The staff member, who would only give her first name, Rimma, said Saidullayev had been contacted with offers of government posts and business deals in exchange for dropping his bid, but he had refused. She made clear that Saidullayev's staff believes that the Kremlin influenced Thursday's ruling.

Some observers see the Kremlin's hand behind the sidelining of both Aslakhanov and Saidullayev.

Aslakhanov, though, denied suggestions that his departure from the race had been orchestrated. "I have nobody to blame," he said. "The blame for my withdrawal lies entirely on me.

"To say that there is some mechanism, some conspiracy, some story behind it - I don't possess such information."

But Alexei Malashenko, an analyst at the Carnegie Moscow Center, said things were not that simple. "Of course not," he said. "There are just things that a person cannot talk about."

Kadyrov, meanwhile, met with Putin on Thursday in Sochi. Interfax said they discussed compensation to Chechens who lost their homes in the war.

The Kremlin had publicly backed the relatively predictable and controllable Kadyrov throughout most of his three years as head of Chechnya's administration.

Even though Putin says his government will work with whatever president the Chechen people elect, the Kremlin has "placed its bet on Kadyrov," Malashenko said.

"If a new person appeared, who knows what he would be up to.

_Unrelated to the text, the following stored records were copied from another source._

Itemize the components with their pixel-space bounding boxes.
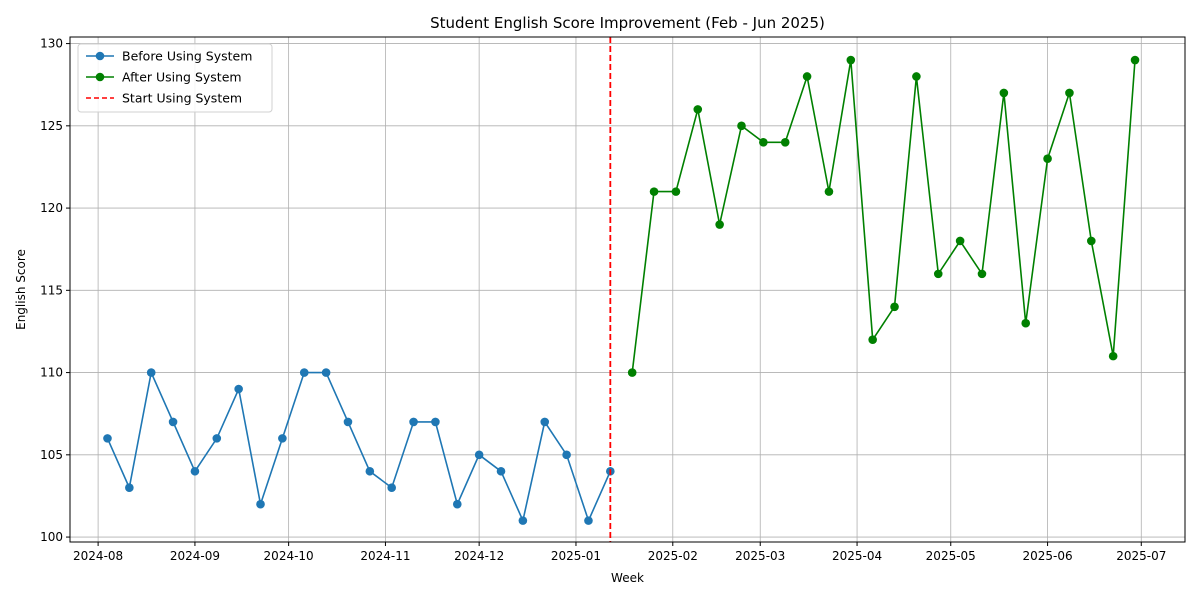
x-tick-label: 2024-10 — [264, 549, 314, 563]
data-point — [518, 516, 528, 525]
legend-box — [77, 43, 273, 113]
x-tick-label: 2024-12 — [454, 549, 504, 563]
data-point — [278, 434, 287, 443]
legend-entry-label: After Using System — [122, 70, 242, 85]
data-point — [103, 434, 112, 443]
data-point — [496, 466, 506, 476]
data-point — [802, 72, 812, 81]
legend-entry-label: Start Using System — [122, 91, 242, 106]
data-point — [431, 417, 440, 427]
data-point — [693, 105, 703, 114]
data-point — [234, 384, 243, 394]
data-point — [540, 417, 550, 427]
y-axis-label: English Score — [14, 249, 28, 330]
data-point — [452, 499, 462, 509]
data-point — [1130, 55, 1140, 65]
x-tick-label: 2025-06 — [1023, 549, 1073, 563]
data-point — [256, 499, 265, 509]
data-point — [190, 466, 200, 476]
data-point — [1021, 318, 1031, 328]
data-point — [387, 483, 396, 493]
plot-frame — [69, 36, 1186, 543]
x-tick-label: 2025-03 — [735, 549, 785, 563]
x-tick-label: 2025-05 — [926, 549, 976, 563]
x-tick-label: 2025-04 — [832, 549, 882, 563]
y-tick-label: 130 — [40, 37, 63, 51]
data-point — [474, 450, 484, 460]
data-point — [409, 417, 418, 427]
data-point — [737, 121, 746, 131]
x-tick-label: 2025-02 — [648, 549, 698, 563]
data-point — [999, 88, 1009, 98]
data-point — [955, 236, 965, 246]
data-point — [125, 483, 134, 493]
legend-swatch-marker — [95, 72, 105, 82]
data-point — [912, 72, 921, 81]
data-point — [562, 450, 571, 460]
x-tick-label: 2024-08 — [73, 549, 123, 563]
data-point — [365, 466, 375, 476]
data-point — [759, 137, 768, 147]
grid-lines — [70, 37, 1185, 542]
data-point — [780, 137, 790, 147]
data-point — [584, 516, 593, 525]
legend-swatch-marker — [95, 51, 105, 61]
data-point — [890, 302, 899, 312]
chart-title: Student English Score Improvement (Feb -… — [430, 14, 825, 32]
data-point — [715, 220, 724, 229]
x-tick-label: 2024-09 — [170, 549, 220, 563]
y-tick-label: 110 — [40, 366, 63, 380]
axis-ticks: 100 105 110 115 120 125 130 2024-08 2024-09 2024-… — [40, 37, 1166, 563]
data-point — [146, 368, 156, 377]
y-tick-label: 115 — [40, 283, 63, 297]
data-point — [977, 269, 987, 279]
data-point — [212, 434, 222, 443]
legend-entry-label: Before Using System — [122, 49, 252, 64]
data-point — [933, 269, 943, 279]
data-point — [671, 187, 681, 196]
series-layer — [103, 37, 1140, 542]
data-point — [846, 55, 856, 65]
data-point — [321, 368, 331, 377]
y-tick-label: 100 — [40, 530, 63, 544]
data-point — [649, 187, 659, 196]
data-point — [627, 368, 637, 377]
data-point — [299, 368, 309, 377]
data-point — [1065, 88, 1074, 98]
data-point — [1087, 236, 1096, 246]
data-point — [1108, 351, 1118, 361]
data-point — [168, 417, 178, 427]
data-point — [343, 417, 353, 427]
y-tick-label: 125 — [40, 119, 63, 133]
data-point — [1043, 154, 1052, 164]
data-point — [824, 187, 834, 196]
x-tick-label: 2024-11 — [360, 549, 410, 563]
y-tick-label: 105 — [40, 448, 63, 462]
series-line-2 — [631, 59, 1136, 373]
x-axis-label: Week — [611, 571, 644, 585]
series-line-1 — [106, 369, 612, 524]
y-tick-label: 120 — [40, 201, 63, 215]
data-point — [868, 335, 877, 344]
x-tick-label: 2025-01 — [551, 549, 601, 563]
x-tick-label: 2025-07 — [1116, 549, 1166, 563]
legend: Before Using System After Using System Sta… — [77, 43, 273, 113]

What if he starts digging around to find where the money [allocated to Chechnya] had gone?"

Aslakhanov denied reports that Chechens are being pressured to vote for Kadyrov. A former police official, Aslakhanov said his friends in the Interior Ministry and the Federal Security Service - the same agencies whose troops are stationed in Chechnya - told him they had received no orders to coerce a Kadyrov vote.

"There has been no pressure in Kadyrov's favor," Aslakhanov said. "Maybe it will appear in the final stages, I don't know."

But the Kremlin would hardly need to resort to such crude methods to ensure Kadyrov's victory. The seven other candidates now remaining in the race present little challenge to Kadyrov.

Aslakhanov, Saidullayev and another top contender in the race - Khusein Dhzabrailov, first deputy director of the Rossiya hotel and a member of a prominent Chechen family - had earlier agreed to form an alliance to defeat Kadyrov in the election, Aslakhanov said.

They decided to try to prevent Kadyrov from winning in the first round and agreed that whichever of them made it into a second round would have the others' support, he said.

But Dzhabrailov unexpectedly withdrew from the race earlier this month. He did so after meeting with the Kremlin chief of staff, Alexander Voloshin, and his deputy Vladislav Surkov, a source close to Dzhabrailov said at the time.

Dzhabrailov later said he withdrew because he feared his victory would fuel a conflict between armed rebels who support him and their opponents, according to Aslakhanov.

Artur Matirosyan, senior researcher of the Cambridge, Massachusetts-based Conflict Management Group, said there is little doubt that Kadyrov took pains to have all the serious candidates removed from the ballot.

With his strongest rivals gone, Kadyrov can now negotiate with their clans to ensure their support in the upcoming election in exchange for future spoils. And the presence of several rather weak candidates on the list will allow Kadyrov to maintain a smokescreen of pluralism in the election, said Martirosyan, whose center helped mediate in negotiations between Chechen separatists and the Kremlin in 1995-97.

Kadyrov's office could not be reached for comment Thursday night. Chechen election officials refused to comment, with a representative of the election commission, Magomed Mezhidov, saying only that the commission had not yet received Aslakhanov's official statement about his withdrawal from the race.